Wolność w Polsce jest zagrożona, a niepodległość kwestionowana - mówił w niedzielę lider Prawa i Sprawiedliwości Jarosław Kaczyński. Podczas konferencji prasowej PiS poinformował o szczegółach Marszu Niepodległości i Solidarności, który odbędzie się 13 grudnia.
Marsz Wolności, Solidarności i Niepodległości ma wyruszyć 13 grudnia o godz. 18 z placu Trzech Krzyży w Warszawie. Jak mówił Kaczyński, będzie zwrócony przeciw negatywnym tendencjom, jakie dziś dzieją się w Polsce.
- Jest to marsz, którym z jednej strony pamiętamy, pamiętamy to, co wydarzyło się 31 lat temu. Z drugiej strony mówimy o bardzo, bardzo negatywnych zjawiskach obecnego czasu, ale przed wszystkim myślimy o przyszłości. Myślimy o tym, że Polska (...) może się zmienić, a więc się zmieni i to zmieni się na lepsze, że będziemy mieli wolny, solidarny, niepodległy kraj - podkreślił lider PiS.
"Polska niepodległość jest kwestionowana"
- Musimy o tym wszystkim wiedzieć, o tym wszystkim mówić, musimy mobilizować opinię publiczną, obywateli naszego kraju, Polaków, po to, by to "nie" było coraz głośniej słyszane, byśmy mogli stworzyć taką siłę, która pewnego dnia będzie realizowała inny wielki projekt dla naszego kraju, gdzie wolność będzie niezagrożona, solidarność będzie główną przesłanką polityki społecznej, gdzie niepodległość, suwerenność będzie główną przesłanką polityki zagranicznej - przekonywał prezes PiS.
Kto kogo kopiuje?
Kaczyński odniósł się też do medialnej wypowiedzi prezydenckiego doradcy prof. Tomasza Nałęcza o tym, że - jak cytował - PiS kopiuje marsz współorganizowany przez Kancelarię Prezydenta 11 listopada tego roku. - To prezydent kopiował nasz marsz sprzed roku i to kopiował bardzo dokładnie, łącznie z wynajęciem tego samego dwupiętrowego autobusu dla dziennikarzy - powiedział prezes PiS. W skład komitetu honorowego Marszu Wolności, Solidarności i Niepodległości weszli m.in.: aktorka Katarzyna Łaniewska, Zbigniew Romaszewski, szef Prawicy Rzeczypospolitej Marek Jurek, redaktor naczelny "Gazety Polskiej" Tomasz Sakiewicz, satyryk Jan Pietrzak, aktorka Anna Chodakowska, poseł Maciej Łopiński, szefowa Krajowego Sekretariatu Ochrony Zdrowia NSZZ "Solidarność" Maria Ochman.

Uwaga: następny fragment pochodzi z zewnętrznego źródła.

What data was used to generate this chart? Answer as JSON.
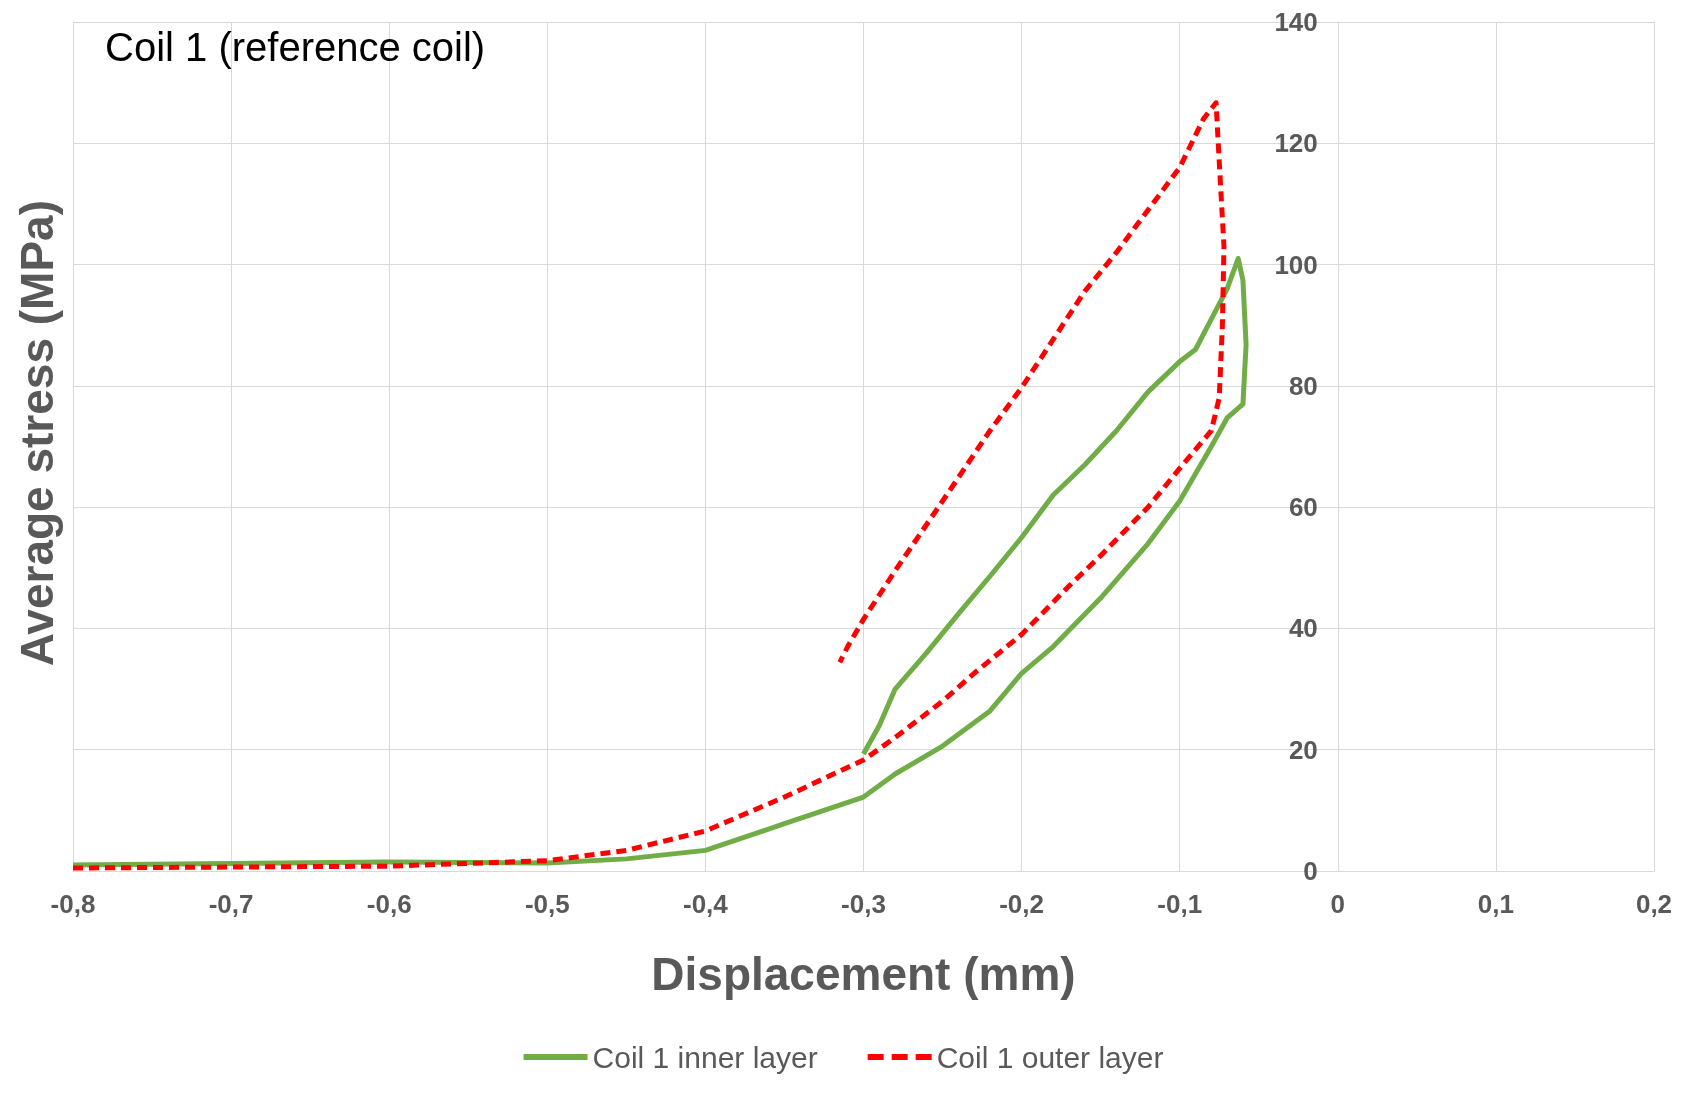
{
  "chart_data": {
    "type": "line",
    "title": "Coil 1 (reference coil)",
    "xlabel": "Displacement (mm)",
    "ylabel": "Average stress (MPa)",
    "xlim": [
      -0.8,
      0.2
    ],
    "xticks": [
      {
        "value": -0.8,
        "label": "-0,8"
      },
      {
        "value": -0.7,
        "label": "-0,7"
      },
      {
        "value": -0.6,
        "label": "-0,6"
      },
      {
        "value": -0.5,
        "label": "-0,5"
      },
      {
        "value": -0.4,
        "label": "-0,4"
      },
      {
        "value": -0.3,
        "label": "-0,3"
      },
      {
        "value": -0.2,
        "label": "-0,2"
      },
      {
        "value": -0.1,
        "label": "-0,1"
      },
      0,
      {
        "value": 0.1,
        "label": "0,1"
      },
      {
        "value": 0.2,
        "label": "0,2"
      }
    ],
    "ylim": [
      0,
      140
    ],
    "yticks": [
      0,
      20,
      40,
      60,
      80,
      100,
      120,
      140
    ],
    "grid": true,
    "legend": "bottom",
    "marker": "none",
    "series": [
      {
        "name": "Coil 1 inner layer",
        "color": "#70ad47",
        "line_style": "solid",
        "x": [
          -0.8,
          -0.6,
          -0.5,
          -0.45,
          -0.4,
          -0.35,
          -0.3,
          -0.28,
          -0.25,
          -0.22,
          -0.2,
          -0.18,
          -0.15,
          -0.12,
          -0.1,
          -0.08,
          -0.07,
          -0.06,
          -0.058,
          -0.06,
          -0.063,
          -0.07,
          -0.08,
          -0.09,
          -0.1,
          -0.12,
          -0.14,
          -0.16,
          -0.18,
          -0.2,
          -0.22,
          -0.24,
          -0.26,
          -0.28,
          -0.29,
          -0.3
        ],
        "values": [
          1,
          1.5,
          1.3,
          2,
          3.4,
          7.8,
          12.2,
          16,
          20.6,
          26.4,
          32.6,
          37,
          45,
          54,
          61,
          70,
          74.7,
          77,
          86.8,
          97.4,
          101,
          96,
          91,
          86,
          84,
          79,
          72.6,
          67,
          62,
          55,
          48.6,
          42.4,
          36,
          30,
          24,
          19.3
        ]
      },
      {
        "name": "Coil 1 outer layer",
        "color": "#ff0000",
        "line_style": "dashed",
        "x": [
          -0.8,
          -0.6,
          -0.5,
          -0.45,
          -0.4,
          -0.35,
          -0.3,
          -0.28,
          -0.25,
          -0.23,
          -0.2,
          -0.17,
          -0.15,
          -0.12,
          -0.1,
          -0.08,
          -0.075,
          -0.073,
          -0.072,
          -0.075,
          -0.077,
          -0.085,
          -0.1,
          -0.12,
          -0.14,
          -0.16,
          -0.2,
          -0.22,
          -0.25,
          -0.28,
          -0.3,
          -0.31,
          -0.315
        ],
        "values": [
          0.5,
          0.8,
          1.7,
          3.4,
          6.6,
          12.2,
          18.3,
          22,
          28,
          32.6,
          39,
          47,
          52,
          60,
          66.4,
          72.6,
          78,
          90,
          103,
          117,
          126.7,
          124,
          116,
          109,
          102,
          95.6,
          79.7,
          72.6,
          61,
          49.5,
          41.5,
          37,
          34.4
        ]
      }
    ]
  }
}
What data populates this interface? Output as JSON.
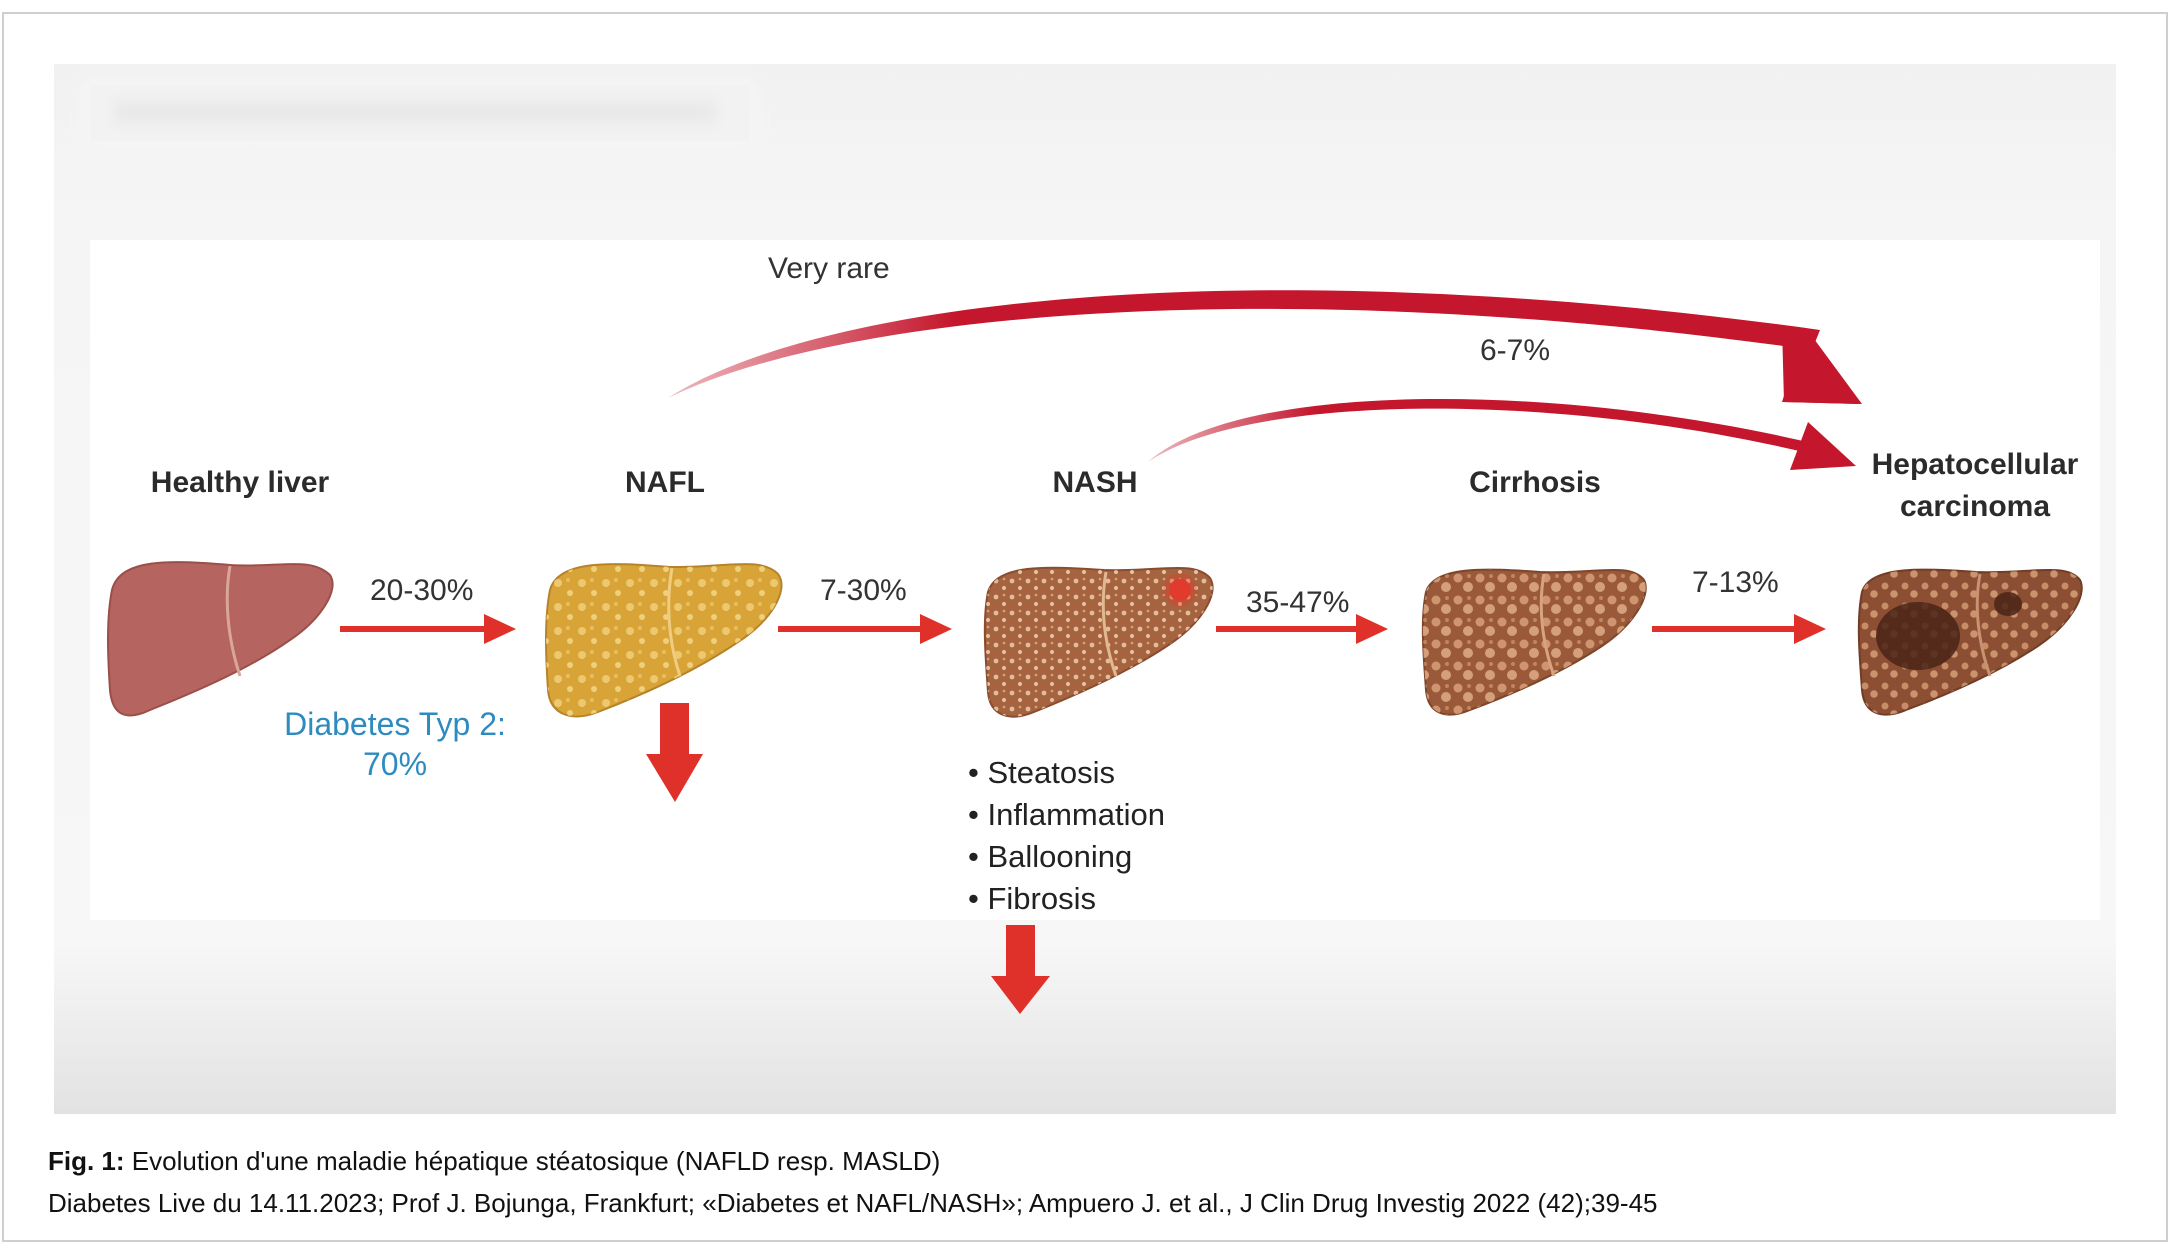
{
  "stages": {
    "healthy": "Healthy liver",
    "nafl": "NAFL",
    "nash": "NASH",
    "cirrhosis": "Cirrhosis",
    "hcc_line1": "Hepatocellular",
    "hcc_line2": "carcinoma"
  },
  "transitions": {
    "healthy_to_nafl": "20-30%",
    "nafl_to_nash": "7-30%",
    "nash_to_cirrhosis": "35-47%",
    "cirrhosis_to_hcc": "7-13%",
    "nafl_to_hcc": "Very rare",
    "nash_to_hcc": "6-7%"
  },
  "diabetes": {
    "line1": "Diabetes Typ 2:",
    "line2": "70%"
  },
  "nash_features": [
    "Steatosis",
    "Inflammation",
    "Ballooning",
    "Fibrosis"
  ],
  "caption": {
    "fig_label": "Fig. 1:",
    "fig_title": " Evolution d'une maladie hépatique stéatosique (NAFLD resp. MASLD)",
    "source": "Diabetes Live du 14.11.2023; Prof J. Bojunga, Frankfurt; «Diabetes et NAFL/NASH»; Ampuero J. et al., J Clin Drug Investig 2022 (42);39-45"
  },
  "colors": {
    "arrow_red": "#e0302a",
    "curve_red": "#c4162c",
    "diabetes_blue": "#2e8bc0",
    "healthy_liver": "#b5645f",
    "nafl_liver": "#d9a437",
    "nash_liver": "#a6633f",
    "cirrhosis_liver": "#9a5a3a",
    "hcc_liver": "#8c4f33"
  },
  "icons": [
    "healthy-liver-icon",
    "nafl-liver-icon",
    "nash-liver-icon",
    "cirrhosis-liver-icon",
    "hcc-liver-icon"
  ]
}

O "mowie nienawiści" Prezes PiS na konferencji nawiązał też do tzw. mowy nienawiści. PO złożyła w Sejmie projekt w tej kwestii, a minister administracji i cyfryzacji Michał Boni zapowiedział utworzenie rady dot. mowy nienawiści. - Myśmy już dostali interpretację, co to ma być mowa nienawiści. (Małgorzata) Kidawa-Błońska już stwierdziła, że jeśli chodzi o występy (Stefana) Niesiołowskiego, to nie jest to mowa nienawiści. Z tego wynika, że mowa nienawiści może być tylko po jednej stronie, że chodzi jedynie o instrument, przy pomocy którego będzie się zamykało usta opozycji i całej krytycznie nastawionej części społeczeństwa - powiedział. - To jest uderzenie w same fundamenty demokracji - ocenił prezes PiS. - Po uchwaleniu tej ustawy będziemy mieli do czynienia z sytuacją, w której nikt przy zdrowych zmysłach, kto cokolwiek o demokracji wie, nie będzie mógł stwierdzić, że Polska jest państwem demokratycznym - powiedział.
"Wiadomo, o co chodzi"
Kaczyński dodał, że minister Boni, który zaproponował radę ds. mowy nienawiści, ma swoim gabinecie politycznym osobę, która "o młodych kobietach, które występowały w spotach" PiS powiedziała "suczki". Chodzi o Dariusza Dolczewskiego, który w czasie kampanii w ostatnich wyborach parlamentarnych umieścił na swoim profilu na Facebooku film z młodymi kandydatkami PiS do Sejmu; w tle filmu słychać było słowa piosenki: "hej suczki, my znamy wasze sztuczki". - Wiadomo o co chodzi, zdaje się, że władza chce wyraźnie powiedzieć o co chodzi, aby nie było co do tego najmniejszych wątpliwości. Po prostu ci, którzy są krytycznie wobec niej nastawieni mają więcej nie mówić - powiedział prezes PiS.